The justice secretary is considering a judicial review of the decision to free sex attacker John Worboys on parole.
The Sunday Times reports David Gauke has sought advice on whether a judicial review could succeed. It is understood he will only move forward if there is a reasonable prospect of success.
The Parole Board said it was “confident correct procedures were followed”.
Taxi driver Worboys was jailed in 2009 and is thought to have carried out more than 100 rapes and sexual assaults.
He had been convicted at Croydon Crown Court of 19 offences and ordered to serve at least eight years in jail. The court heard he gave his victims drug-laced champagne before attacking them in his London taxi.
The Parole Board announced on 4 January that he would be released from prison, sparking criticism from victims’ groups and representatives over the decision and the fact many of his victims were not informed in advance of it being made public.
The way in which Worboys’s release was handled has already triggered a government review of the way the Parole Board reaches its decisions.
The Sunday Times article says Mr Gauke’s possible intervention comes after four cabinet ministers warned that Worboys’s release might be unlawful because victims were not consulted.
The Ministry of Justice told the Sunday Times: “The secretary of state commissioned advice last week about the plausibility and potential success of a judicial review; he is minded to move forward if there is a reasonable prospect of success.”
By Alex Forsyth, BBC political correspondent
There was a huge backlash to the Parole Board’s decision to release John Worboys; from those who thought it was the wrong decision, and from those who were critical about the way victims has been informed about it.

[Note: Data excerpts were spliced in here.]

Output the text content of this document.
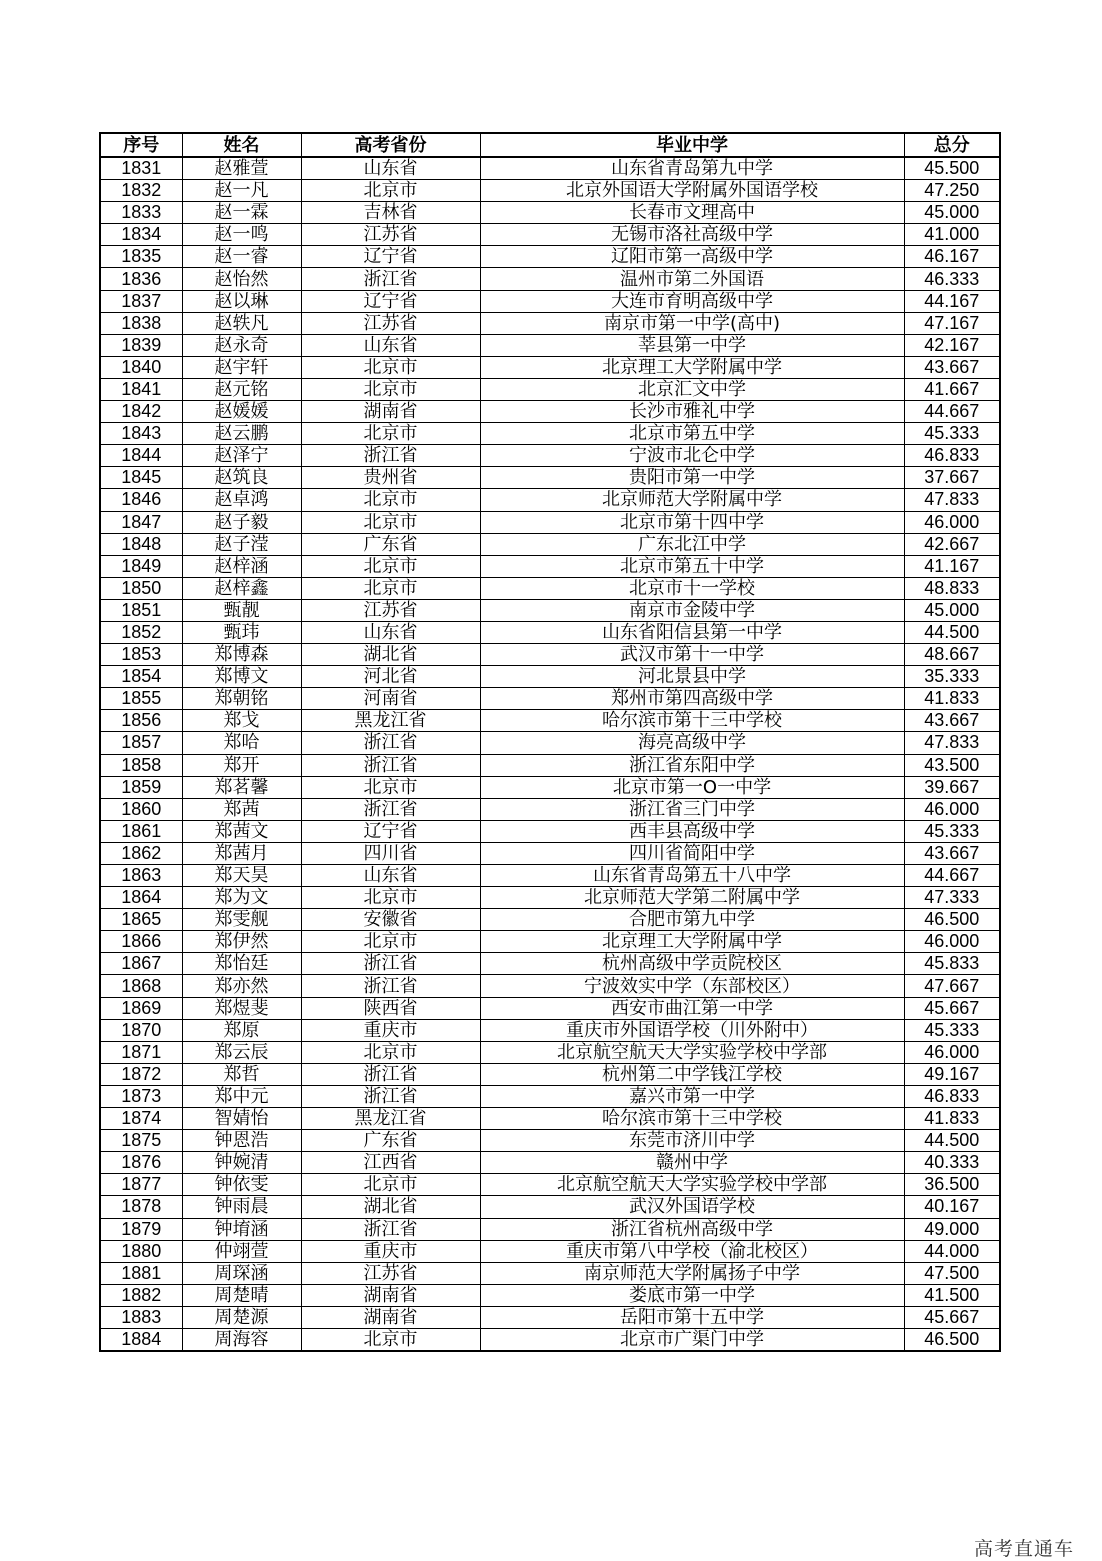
序号	姓名	高考省份	毕业中学	总分
1831	赵雅萱	山东省	山东省青岛第九中学	45.500
1832	赵一凡	北京市	北京外国语大学附属外国语学校	47.250
1833	赵一霖	吉林省	长春市文理高中	45.000
1834	赵一鸣	江苏省	无锡市洛社高级中学	41.000
1835	赵一睿	辽宁省	辽阳市第一高级中学	46.167
1836	赵怡然	浙江省	温州市第二外国语	46.333
1837	赵以琳	辽宁省	大连市育明高级中学	44.167
1838	赵轶凡	江苏省	南京市第一中学(高中)	47.167
1839	赵永奇	山东省	莘县第一中学	42.167
1840	赵宇轩	北京市	北京理工大学附属中学	43.667
1841	赵元铭	北京市	北京汇文中学	41.667
1842	赵媛媛	湖南省	长沙市雅礼中学	44.667
1843	赵云鹏	北京市	北京市第五中学	45.333
1844	赵泽宁	浙江省	宁波市北仑中学	46.833
1845	赵筑良	贵州省	贵阳市第一中学	37.667
1846	赵卓鸿	北京市	北京师范大学附属中学	47.833
1847	赵子毅	北京市	北京市第十四中学	46.000
1848	赵子滢	广东省	广东北江中学	42.667
1849	赵梓涵	北京市	北京市第五十中学	41.167
1850	赵梓鑫	北京市	北京市十一学校	48.833
1851	甄靓	江苏省	南京市金陵中学	45.000
1852	甄玮	山东省	山东省阳信县第一中学	44.500
1853	郑博森	湖北省	武汉市第十一中学	48.667
1854	郑博文	河北省	河北景县中学	35.333
1855	郑朝铭	河南省	郑州市第四高级中学	41.833
1856	郑戈	黑龙江省	哈尔滨市第十三中学校	43.667
1857	郑哈	浙江省	海亮高级中学	47.833
1858	郑开	浙江省	浙江省东阳中学	43.500
1859	郑茗馨	北京市	北京市第一O一中学	39.667
1860	郑茜	浙江省	浙江省三门中学	46.000
1861	郑茜文	辽宁省	西丰县高级中学	45.333
1862	郑茜月	四川省	四川省简阳中学	43.667
1863	郑天昊	山东省	山东省青岛第五十八中学	44.667
1864	郑为文	北京市	北京师范大学第二附属中学	47.333
1865	郑雯舰	安徽省	合肥市第九中学	46.500
1866	郑伊然	北京市	北京理工大学附属中学	46.000
1867	郑怡廷	浙江省	杭州高级中学贡院校区	45.833
1868	郑亦然	浙江省	宁波效实中学（东部校区）	47.667
1869	郑煜斐	陕西省	西安市曲江第一中学	45.667
1870	郑原	重庆市	重庆市外国语学校（川外附中）	45.333
1871	郑云辰	北京市	北京航空航天大学实验学校中学部	46.000
1872	郑哲	浙江省	杭州第二中学钱江学校	49.167
1873	郑中元	浙江省	嘉兴市第一中学	46.833
1874	智婧怡	黑龙江省	哈尔滨市第十三中学校	41.833
1875	钟恩浩	广东省	东莞市济川中学	44.500
1876	钟婉清	江西省	赣州中学	40.333
1877	钟依雯	北京市	北京航空航天大学实验学校中学部	36.500
1878	钟雨晨	湖北省	武汉外国语学校	40.167
1879	钟堉涵	浙江省	浙江省杭州高级中学	49.000
1880	仲翊萱	重庆市	重庆市第八中学校（渝北校区）	44.000
1881	周琛涵	江苏省	南京师范大学附属扬子中学	47.500
1882	周楚晴	湖南省	娄底市第一中学	41.500
1883	周楚源	湖南省	岳阳市第十五中学	45.667
1884	周海容	北京市	北京市广渠门中学	46.500
高考直通车
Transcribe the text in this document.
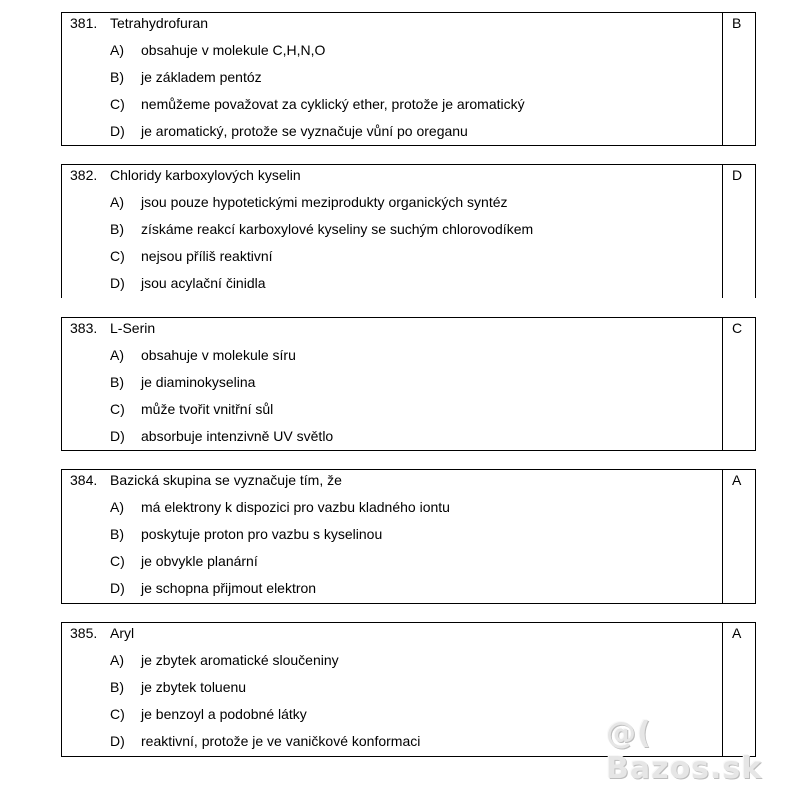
381. Tetrahydrofuran	B
A) obsahuje v molekule C,H,N,O
B) je základem pentóz
C) nemůžeme považovat za cyklický ether, protože je aromatický
D) je aromatický, protože se vyznačuje vůní po oreganu
382. Chloridy karboxylových kyselin	D
A) jsou pouze hypotetickými meziprodukty organických syntéz
B) získáme reakcí karboxylové kyseliny se suchým chlorovodíkem
C) nejsou příliš reaktivní
D) jsou acylační činidla
383. L-Serin	C
A) obsahuje v molekule síru
B) je diaminokyselina
C) může tvořit vnitřní sůl
D) absorbuje intenzivně UV světlo
384. Bazická skupina se vyznačuje tím, že	A
A) má elektrony k dispozici pro vazbu kladného iontu
B) poskytuje proton pro vazbu s kyselinou
C) je obvykle planární
D) je schopna přijmout elektron
385. Aryl	A
A) je zbytek aromatické sloučeniny
B) je zbytek toluenu
C) je benzoyl a podobné látky
D) reaktivní, protože je ve vaničkové konformaci	@( Bazos.sk
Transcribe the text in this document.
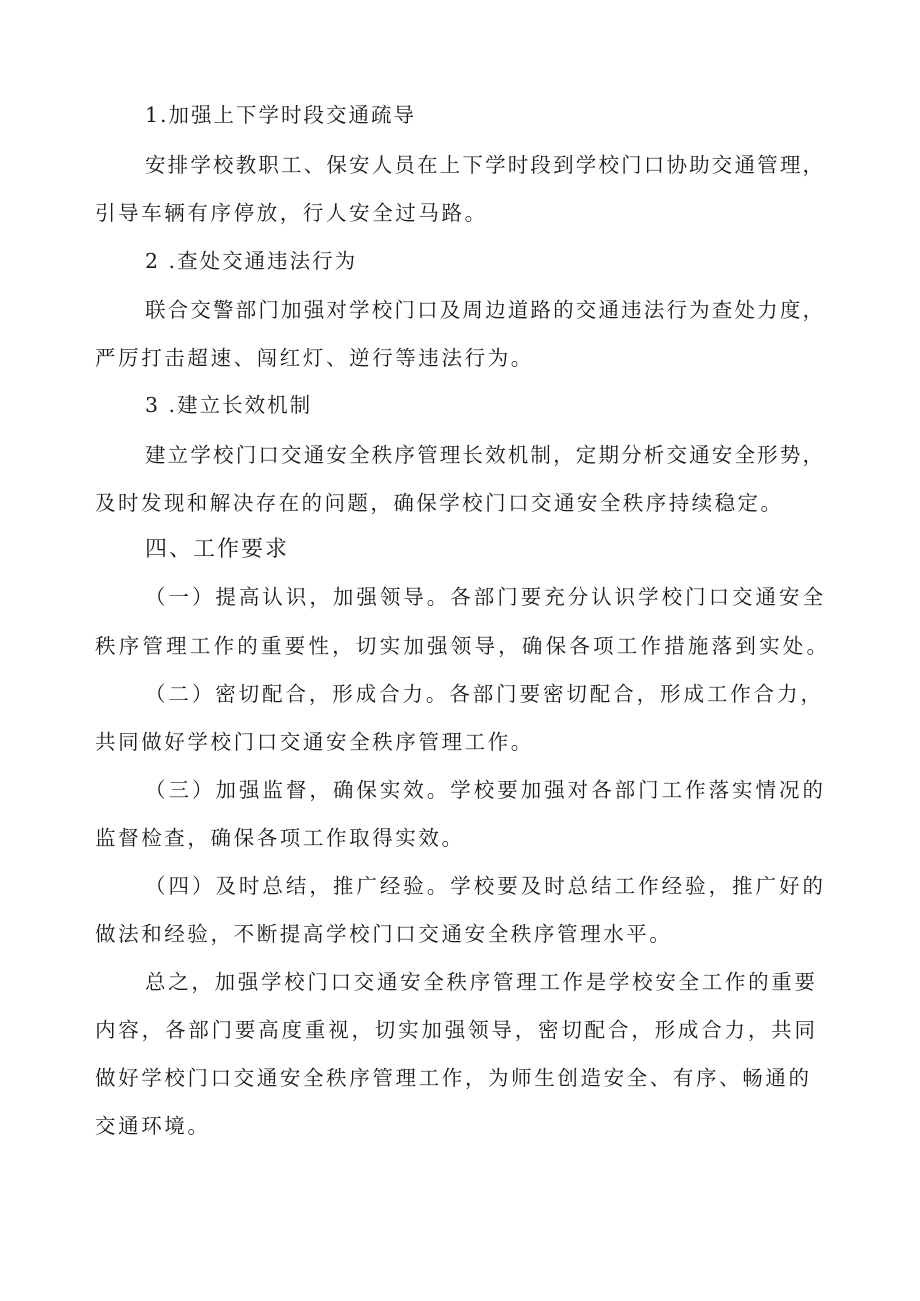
1.加强上下学时段交通疏导
安排学校教职工、保安人员在上下学时段到学校门口协助交通管理，
引导车辆有序停放，行人安全过马路。
2 .查处交通违法行为
联合交警部门加强对学校门口及周边道路的交通违法行为查处力度，
严厉打击超速、闯红灯、逆行等违法行为。
3 .建立长效机制
建立学校门口交通安全秩序管理长效机制，定期分析交通安全形势，
及时发现和解决存在的问题，确保学校门口交通安全秩序持续稳定。
四、工作要求
（一）提高认识，加强领导。各部门要充分认识学校门口交通安全
秩序管理工作的重要性，切实加强领导，确保各项工作措施落到实处。
（二）密切配合，形成合力。各部门要密切配合，形成工作合力，
共同做好学校门口交通安全秩序管理工作。
（三）加强监督，确保实效。学校要加强对各部门工作落实情况的
监督检查，确保各项工作取得实效。
（四）及时总结，推广经验。学校要及时总结工作经验，推广好的
做法和经验，不断提高学校门口交通安全秩序管理水平。
总之，加强学校门口交通安全秩序管理工作是学校安全工作的重要
内容，各部门要高度重视，切实加强领导，密切配合，形成合力，共同
做好学校门口交通安全秩序管理工作，为师生创造安全、有序、畅通的
交通环境。
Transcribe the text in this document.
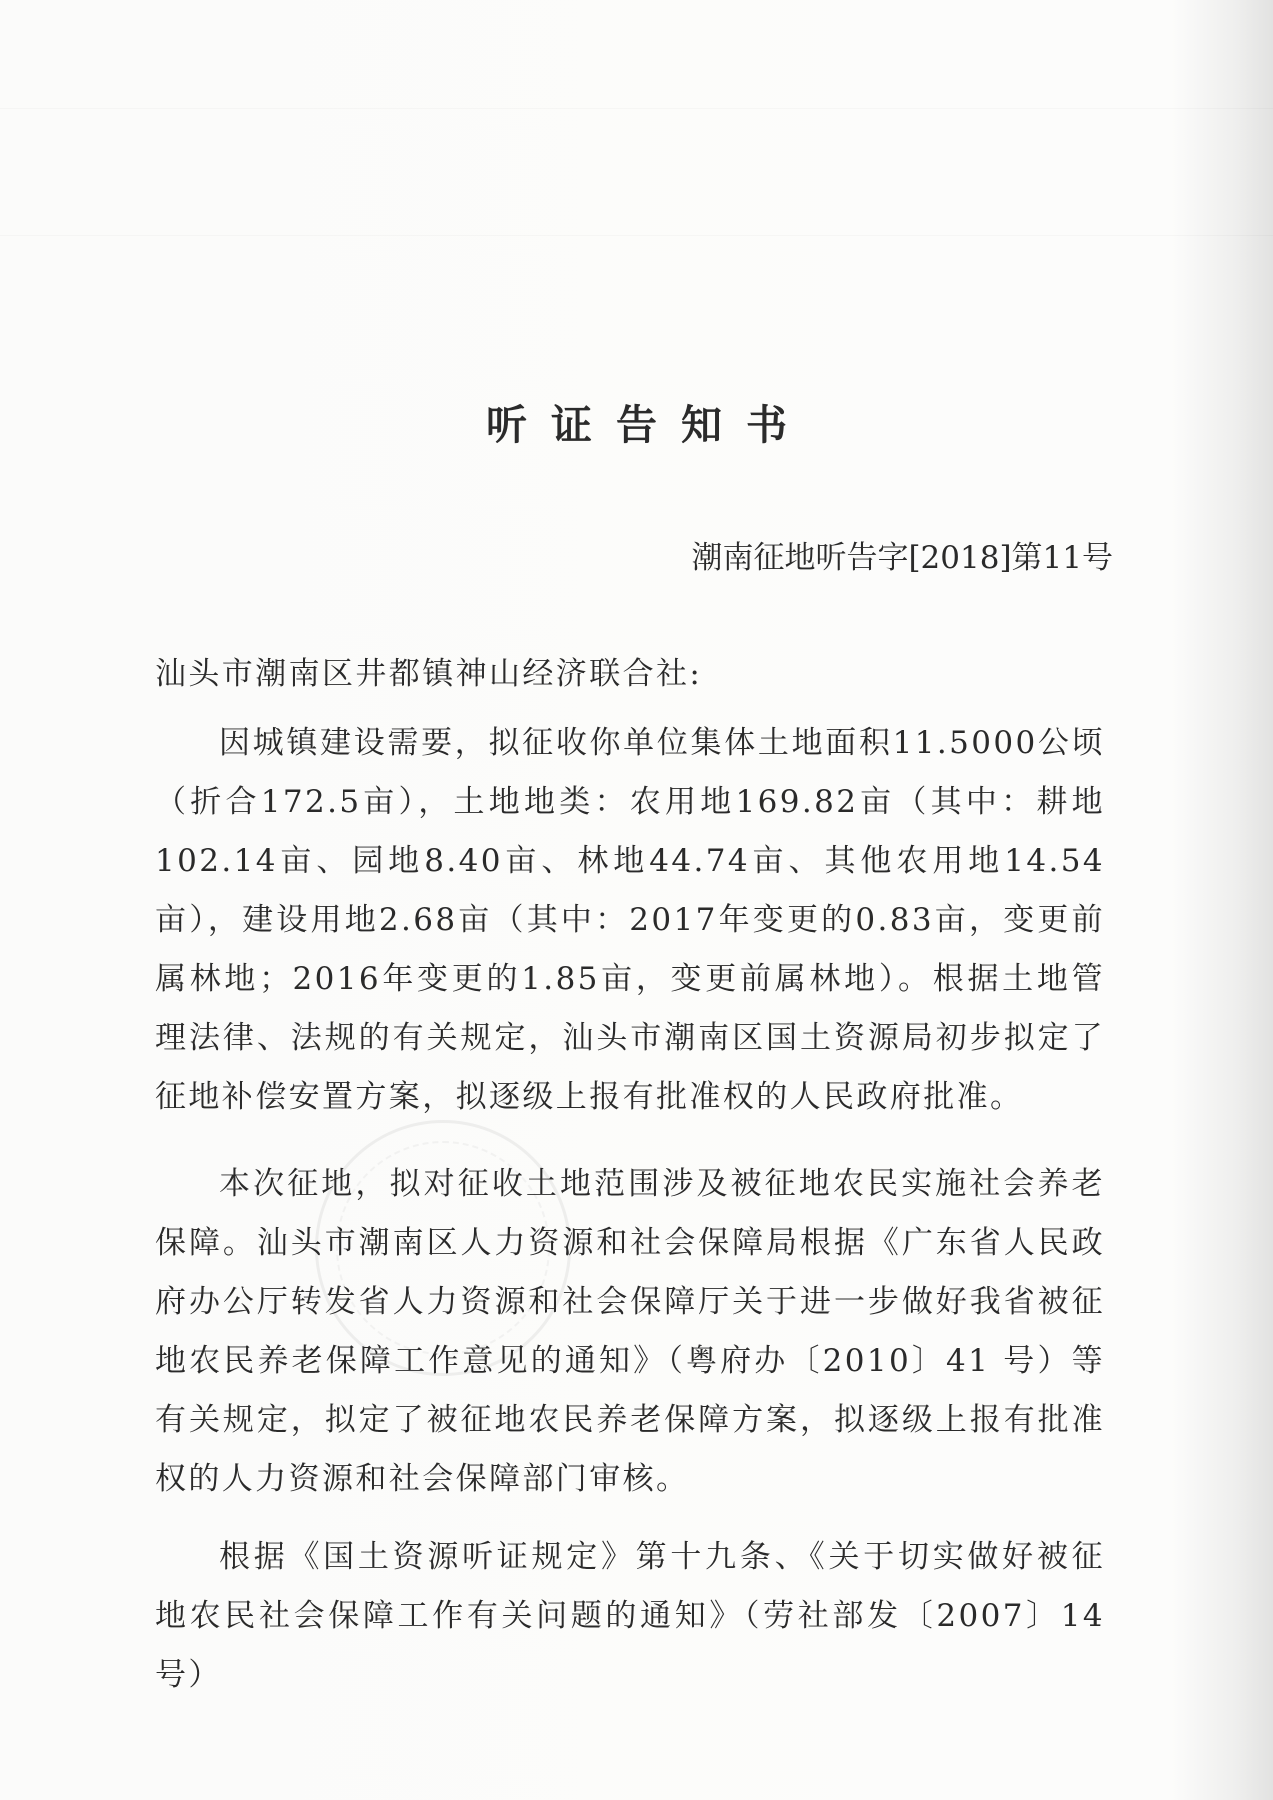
听证告知书
潮南征地听告字[2018]第11号
汕头市潮南区井都镇神山经济联合社:

因城镇建设需要，拟征收你单位集体土地面积11.5000公顷（折合172.5亩），土地地类：农用地169.82亩（其中：耕地102.14亩、园地8.40亩、林地44.74亩、其他农用地14.54亩），建设用地2.68亩（其中：2017年变更的0.83亩，变更前属林地；2016年变更的1.85亩，变更前属林地）。根据土地管理法律、法规的有关规定，汕头市潮南区国土资源局初步拟定了征地补偿安置方案，拟逐级上报有批准权的人民政府批准。

本次征地，拟对征收土地范围涉及被征地农民实施社会养老保障。汕头市潮南区人力资源和社会保障局根据《广东省人民政府办公厅转发省人力资源和社会保障厅关于进一步做好我省被征地农民养老保障工作意见的通知》（粤府办〔2010〕41 号）等有关规定，拟定了被征地农民养老保障方案，拟逐级上报有批准权的人力资源和社会保障部门审核。

根据《国土资源听证规定》第十九条、《关于切实做好被征地农民社会保障工作有关问题的通知》（劳社部发〔2007〕14号）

At this stage, David Gauke’s actions are just a scoping exercise, he won’t proceed unless he feels there are grounds to do so.
Nonetheless, this is significant. It is highly unusual for a justice secretary to intervene in the decisions of the Parole Board in this way, and that’s because the Parole Board is very deliberately independent of government.
It’s understood that Mr Gauke, who is new to the job of justice secretary, takes that independence very seriously and wants to maintain it, which is why at this stage he is just collecting information about the possibility of a judicial review.
It comes after the Crown Prosecution Service said it would not review the 93 cases that Worboys was not prosecuted over.
Parole Board chairman Nick Hardwick has said hearing the decision must have been “horrible” for the women, but the board was “confident” 60-year-old Worboys would not reoffend.
He said the fact some victims were not informed was a fault with the parole system, but the decision itself would have been carefully considered.